What are some of your favorite Parker memories? Certain teachers were incredibly formative: Marie Stone, Bernie Markwell, Z [Pauline Zanetakos], Bart Wolgamot. When we all did Chorus, Special Chorus, madrigals, musicals and plays—all of the teachers who ran these programs provided us with something so extraordinary that we were all so lucky to be part of. And a lot of the teacher relationships become friendships. And they are still mentors in various ways.
Because I had excelled in genetics, [College Counselor] Pat Nagle wanted me to work with the geneticist George Beadle at the University of Chicago. Even though I didn’t want to do that, this is an example of the kind of opportunities Parker provides. I could have worked with a genetics pioneer, but I wanted to take a summer American Youth Hostel cycling trip on the East Coast with my classmates and closest friends Jill Kearney and John Kessler. You don’t realize how unusual some opportunities are until you meet other people later who didn’t have them; those we didn’t take advantage of, well, sometimes that’s OK. I wasn’t going to be a geneticist. But those kinds of relationships Parker has with professors and professionals all over the world is irreplaceable. It’s an alternate universe we were all privileged to be part of.

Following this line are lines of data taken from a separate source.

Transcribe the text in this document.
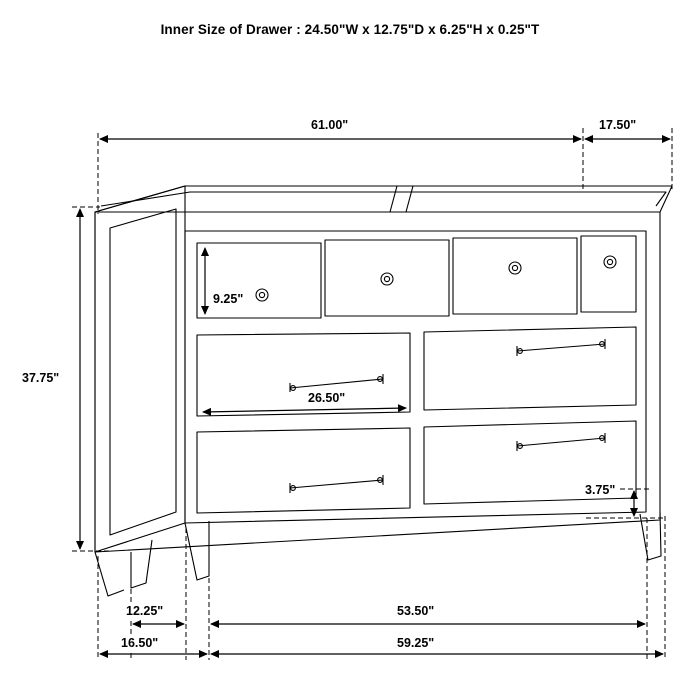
Inner Size of Drawer : 24.50"W x 12.75"D x 6.25"H x 0.25"T
61.00"	17.50"
37.75"
9.25"
26.50"
3.75"
12.25"
16.50"
53.50"
59.25"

What’s coming next? One of the great aspects of working with a team is that you gather the most brilliant people together, and, using the surrealist vernacular, it’s like creating an exquisite corpse, where you fold the paper and each person does a different body part. Our team on Hairy Who brought our different knowledge bases and perspectives to the same material. That has been amazing. So we are working together again on my next film, which is about the artist H.C. Westermann, who was a model for many of the Chicago Imagists.